While those numbers are said to be unreliable, Henry revealed Friday that officials believe transmission for the Omicron wave has already peaked and started to decrease, as evidenced by the province's ongoing monitoring of COVID-19 levels in wastewater.
The virus continues to impact health-care facilities in the meantime. Another eight such outbreaks were declared over the weekend, at Mayfair Senior Living, MSA Manor, Heritage Square, Salvation Army Sunset Lodge, James Bay Care Centre, The Heights at Mt. View, Luther Court and Selkirk Village Assisted Living. Four others were declared over, leaving 50 active outbreaks across the health-care system.

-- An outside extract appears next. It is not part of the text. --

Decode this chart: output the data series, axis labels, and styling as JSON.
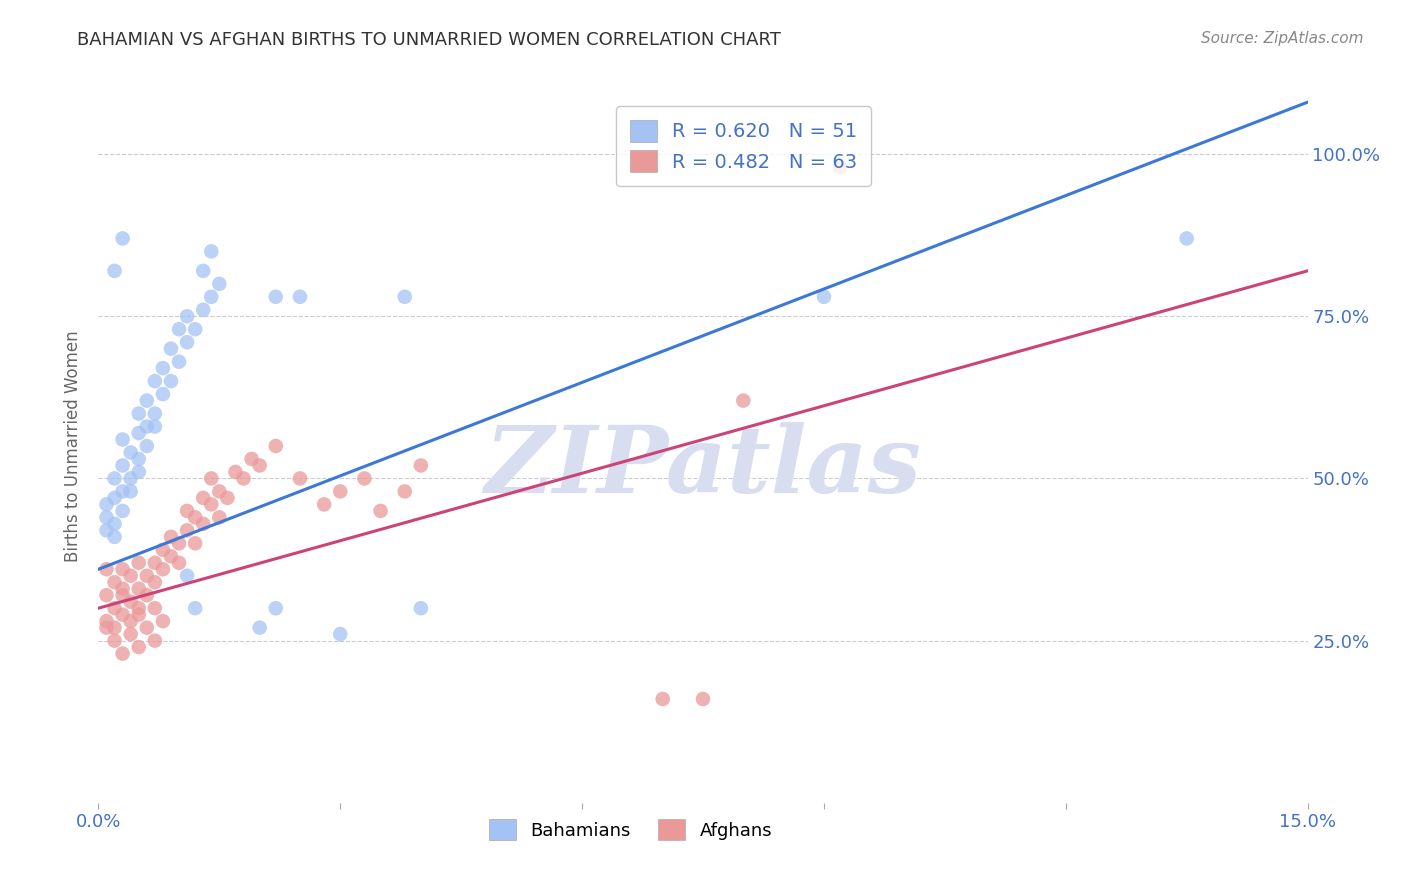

While the Omicron variant has proven capable of spreading quickly, even among the fully vaccinated, officials have stressed that having at least two doses of vaccine still greatly reduces the chance of getting seriously ill. Modelling data presented by Henry on Friday indicated the unvaccinated are 12 times more likely to require hospitalization due to COVID-19, 37 times more likely to require intensive care, and 40 times more likely to die than others in their age group who are fully immunized.
So far, 89.2 per cent of eligible B.C. residents age five and up have had at least one dose and 83.4 per cent have had two. Nearly 36 per cent of eligible adults have also received a booster.
On Tuesday, provincial health officer Dr. Bonnie Henry and Health Minister Adrian Dix are scheduled to address B.C.'s current COVID-19 restrictions, at least some of which are expected to remain in place. CTV News will be streaming the event live at 1:30 p.m.